Yaşlı Kang dehşet içinde sarardı ve istemsizce geri çekildi. Kim olduğunu görmek için bakışlarını odakladığında, onun Yang Kai’den başkası olmadığını gördü. Onu şok eden şey, bazı küçük yaralanmalar dışında, Yang Kai’nin hiç yaralanmamış olmasıydı.
[İmkansız!] Kılıç barajı, serbest bırakabileceği en güçlü saldırıydı. Yang Kai’nin güçlü olduğunu biliyordu, bu yüzden kendini tutmaya cesaret edemedi. Yang Kai’nin ölmese bile ciddi şekilde yaralanacağını düşündü ama şimdi sadece bazı et yaraları olduğu açıktı.
Dehşete kapılan yaşlı adam içgüdüsel olarak elini kaldırdı ve uzattığı kılıcı savurdu.
Yang Kai mızrağıyla süpürürken iki eser çarpıştı. Yaşlı Kang aniden elindeki uzun kılıçla korkunç ve kontrol edilemez bir gücün ona saldırdığını hissetti.

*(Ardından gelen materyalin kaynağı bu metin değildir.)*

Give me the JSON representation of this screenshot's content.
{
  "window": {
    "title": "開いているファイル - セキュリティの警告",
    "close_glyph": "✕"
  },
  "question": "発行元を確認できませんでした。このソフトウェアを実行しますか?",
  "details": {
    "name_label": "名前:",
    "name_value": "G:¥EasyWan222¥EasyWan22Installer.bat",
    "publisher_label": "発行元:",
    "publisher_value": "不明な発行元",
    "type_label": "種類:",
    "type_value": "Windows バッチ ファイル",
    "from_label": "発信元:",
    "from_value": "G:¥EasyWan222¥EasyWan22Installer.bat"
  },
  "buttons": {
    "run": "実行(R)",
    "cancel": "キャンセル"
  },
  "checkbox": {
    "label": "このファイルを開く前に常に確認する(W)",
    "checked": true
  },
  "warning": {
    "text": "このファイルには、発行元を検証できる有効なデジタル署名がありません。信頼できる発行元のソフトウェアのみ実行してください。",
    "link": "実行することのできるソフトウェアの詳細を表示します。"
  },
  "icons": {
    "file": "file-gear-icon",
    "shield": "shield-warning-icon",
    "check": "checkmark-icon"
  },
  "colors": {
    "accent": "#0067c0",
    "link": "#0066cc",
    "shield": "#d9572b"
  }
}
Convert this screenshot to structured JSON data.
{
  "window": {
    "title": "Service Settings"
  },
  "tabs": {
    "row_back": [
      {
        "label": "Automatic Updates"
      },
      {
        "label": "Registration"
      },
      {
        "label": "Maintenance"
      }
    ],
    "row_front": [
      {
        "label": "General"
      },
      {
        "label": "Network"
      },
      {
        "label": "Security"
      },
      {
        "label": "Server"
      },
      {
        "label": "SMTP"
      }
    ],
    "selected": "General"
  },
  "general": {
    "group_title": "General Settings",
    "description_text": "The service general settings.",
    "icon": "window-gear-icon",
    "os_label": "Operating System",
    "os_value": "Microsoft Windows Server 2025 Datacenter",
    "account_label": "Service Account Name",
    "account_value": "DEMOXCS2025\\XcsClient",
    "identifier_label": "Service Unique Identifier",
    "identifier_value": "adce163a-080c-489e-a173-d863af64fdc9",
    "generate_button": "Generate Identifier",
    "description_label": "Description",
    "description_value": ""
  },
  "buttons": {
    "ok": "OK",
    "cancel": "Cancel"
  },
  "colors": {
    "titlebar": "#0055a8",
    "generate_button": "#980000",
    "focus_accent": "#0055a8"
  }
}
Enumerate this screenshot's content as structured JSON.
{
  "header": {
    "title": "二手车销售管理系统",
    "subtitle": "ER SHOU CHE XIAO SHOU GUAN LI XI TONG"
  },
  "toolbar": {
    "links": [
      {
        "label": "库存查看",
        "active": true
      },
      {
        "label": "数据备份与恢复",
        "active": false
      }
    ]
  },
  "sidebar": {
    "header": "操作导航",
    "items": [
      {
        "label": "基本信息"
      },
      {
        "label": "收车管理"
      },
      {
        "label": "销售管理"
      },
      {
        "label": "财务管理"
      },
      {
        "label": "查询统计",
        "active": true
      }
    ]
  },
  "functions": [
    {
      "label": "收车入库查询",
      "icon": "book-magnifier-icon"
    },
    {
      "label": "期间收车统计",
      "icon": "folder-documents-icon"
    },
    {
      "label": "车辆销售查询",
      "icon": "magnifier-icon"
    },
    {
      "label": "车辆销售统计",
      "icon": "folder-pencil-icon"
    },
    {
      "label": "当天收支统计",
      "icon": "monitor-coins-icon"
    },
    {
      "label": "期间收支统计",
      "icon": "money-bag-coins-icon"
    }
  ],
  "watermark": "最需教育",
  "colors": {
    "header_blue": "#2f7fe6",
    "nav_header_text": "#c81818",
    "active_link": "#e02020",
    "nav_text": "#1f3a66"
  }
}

Gözleri anında inanamayarak büyüdü.
[Çok güçlü! O Kükreyen Yıldırım Canavarı ile güreşmesine şaşmamalı.]
Bu düşünce aklından geçerken, yaşlı adamın vücudu kontrolsüz bir şekilde uçtu.
Yaşlı Kang panik yapmadı, aksine bu fırsatı kendini uzaklaştırmak için kullandı. Aynı zamanda, uzun kılıç uçup Yang Kai’yi keserken hızla el mühürleri oluşturdu.
Yang Kai bir gölge gibi onu takip etti, elindeki uzun mızrak titriyordu ve mızrak gölgeleri tüm gökyüzünü kaplayarak Yaşlı Kang’ı örtüyordu.
İki figür ileri geri uçarken, zaman zaman çarpışarak tüm dünyanın solmasına neden olurken, sağır edici gümürler bitmek bilmiyordu.
Herkes gözünü kırpmadan savaşı izliyordu. Tüm durumu inanılmaz buldular. Yaşlı Kang’ın Küçük Evreni bastırılmış ve mühürlenmiş olsa bile, rastgele bir İmparator Alemi yetişimcisi tarafından dövülemezdi. Ancak gerçekler aksini kanıtladı. Şaşırtıcı bir şekilde, Yaşlı Kang tamamen bastırıldı ve savaşma yeteneği olmadan sadece kendini savunabildi.
[O gerçekten sadece bir İmparator Alemi Junior mu?]
Otuz nefesten sonra, iki figür bir kez daha havada çarpıştı ve ayrılmadan önce bin metre arayla yüz yüze durdu.
Yang Kai’nin heybetli tavrı ve savaşçı ruhu mızrağını ileri doğrulttuğunda yükseldi. Öte yandan, Yaşlı Kang’ın aurası azalıyordu. Son birkaç nefeste birkaç yüz yıl daha büyümüş gibiydi ve elindeki uzun kılıç eseri biraz donuklaşmıştı.